Data presented to the FDA by Gore to receive approval of the device in the superficial femoral artery demonstrated a 25% increase in primary patency of lesions at 12 months compared with percutaneous transluminal angioplasty. A prospective single-center Italian study by Antonello et al found that the Viabahn stent-graft (also known as Hemobahn in Europe) used for popliteal aneurysms had a one-year unassisted patency rate of 87% and a secondary patency rate of 100%. Follow-up was nearly five years. Surgery had a one-year primary patency rate of 100% (J Vasc Surg 2005; 42:185-193). Although the cohort was small (30 patients), the results are promising, Rundback said.

"This is extraordinarily appealing, because surgery involves roughly three to four days in the hospital and four to six weeks in recovery. The interventional approach is an outpatient procedure with virtually no recovery, which was probably a consideration with the vice president," he said.

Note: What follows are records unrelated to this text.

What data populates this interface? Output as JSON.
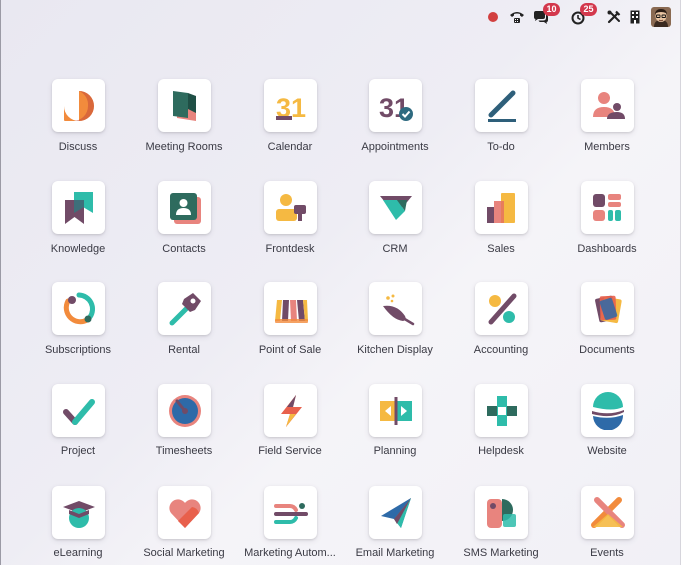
{
  "topbar": {
    "messages_count": "10",
    "activity_count": "25"
  },
  "colors": {
    "purple": "#714b67",
    "teal": "#2ebcaa",
    "orange": "#f28b3c",
    "yellow": "#f5b942",
    "pink": "#e8847e",
    "blue": "#2e6aa8",
    "notification_red": "#d3384c"
  },
  "apps": [
    {
      "label": "Discuss",
      "icon": "discuss-icon"
    },
    {
      "label": "Meeting Rooms",
      "icon": "meeting-rooms-icon"
    },
    {
      "label": "Calendar",
      "icon": "calendar-icon",
      "glyph": "31"
    },
    {
      "label": "Appointments",
      "icon": "appointments-icon",
      "glyph": "31"
    },
    {
      "label": "To-do",
      "icon": "todo-icon"
    },
    {
      "label": "Members",
      "icon": "members-icon"
    },
    {
      "label": "Knowledge",
      "icon": "knowledge-icon"
    },
    {
      "label": "Contacts",
      "icon": "contacts-icon"
    },
    {
      "label": "Frontdesk",
      "icon": "frontdesk-icon"
    },
    {
      "label": "CRM",
      "icon": "crm-icon"
    },
    {
      "label": "Sales",
      "icon": "sales-icon"
    },
    {
      "label": "Dashboards",
      "icon": "dashboards-icon"
    },
    {
      "label": "Subscriptions",
      "icon": "subscriptions-icon"
    },
    {
      "label": "Rental",
      "icon": "rental-icon"
    },
    {
      "label": "Point of Sale",
      "icon": "point-of-sale-icon"
    },
    {
      "label": "Kitchen Display",
      "icon": "kitchen-display-icon"
    },
    {
      "label": "Accounting",
      "icon": "accounting-icon"
    },
    {
      "label": "Documents",
      "icon": "documents-icon"
    },
    {
      "label": "Project",
      "icon": "project-icon"
    },
    {
      "label": "Timesheets",
      "icon": "timesheets-icon"
    },
    {
      "label": "Field Service",
      "icon": "field-service-icon"
    },
    {
      "label": "Planning",
      "icon": "planning-icon"
    },
    {
      "label": "Helpdesk",
      "icon": "helpdesk-icon"
    },
    {
      "label": "Website",
      "icon": "website-icon"
    },
    {
      "label": "eLearning",
      "icon": "elearning-icon"
    },
    {
      "label": "Social Marketing",
      "icon": "social-marketing-icon"
    },
    {
      "label": "Marketing Autom...",
      "icon": "marketing-automation-icon"
    },
    {
      "label": "Email Marketing",
      "icon": "email-marketing-icon"
    },
    {
      "label": "SMS Marketing",
      "icon": "sms-marketing-icon"
    },
    {
      "label": "Events",
      "icon": "events-icon"
    }
  ]
}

A study from the University Medical Center Groningen in the Netherlands reported similar success. Tielliu et al analyzed 57 consecutive patients whose popliteal aneurysms were endovascularly repaired with the Hemobahn. Primary and secondary patency rates were 80% and 90% at one year, respectively, and 77% and 87% at two years. Postoperative treatment with clopidogrel proved to be the only significant predictor for success (J Vasc Surg 2005;41:561-567).

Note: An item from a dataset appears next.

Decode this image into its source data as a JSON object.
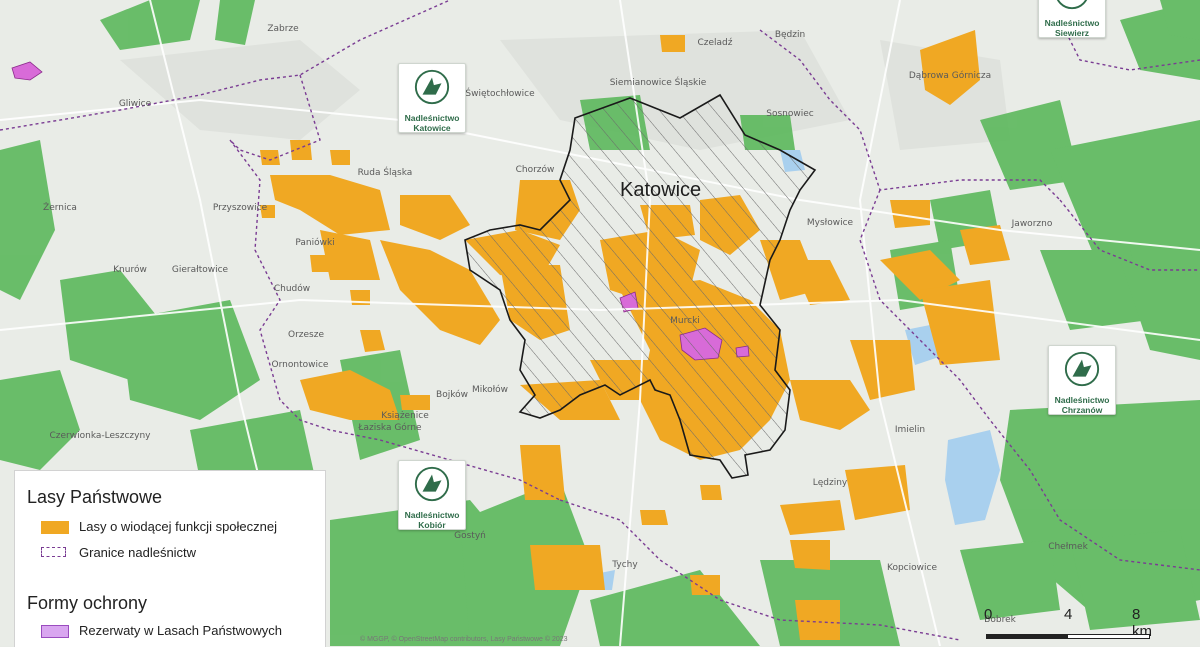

The concern with popliteal aneurysms is not rupture, as with aortic and intracranial aneurysms. Instead, interventionalists worry about the turbulent and nonlaminar flow, which results in large amounts of thrombus, often resulting in "trash foot," Rundback said.

Rates of amputations in patients with popliteal aneurysms exceeding 2 cm, particularly when imaging shows intrasac thrombus, are as high as 40% to 60%. More than one-third of these patients have bilateral popliteal aneurysms.

For now, the gold standard for repair of popliteal aneurysms is surgery, but that could change.

"A lot depends on the emerging data, particularly the long-term effects. Right now, we know that in the short term there is a great reduction in morbidity and mortality. We may see the gold standard change in two years," Katzen said.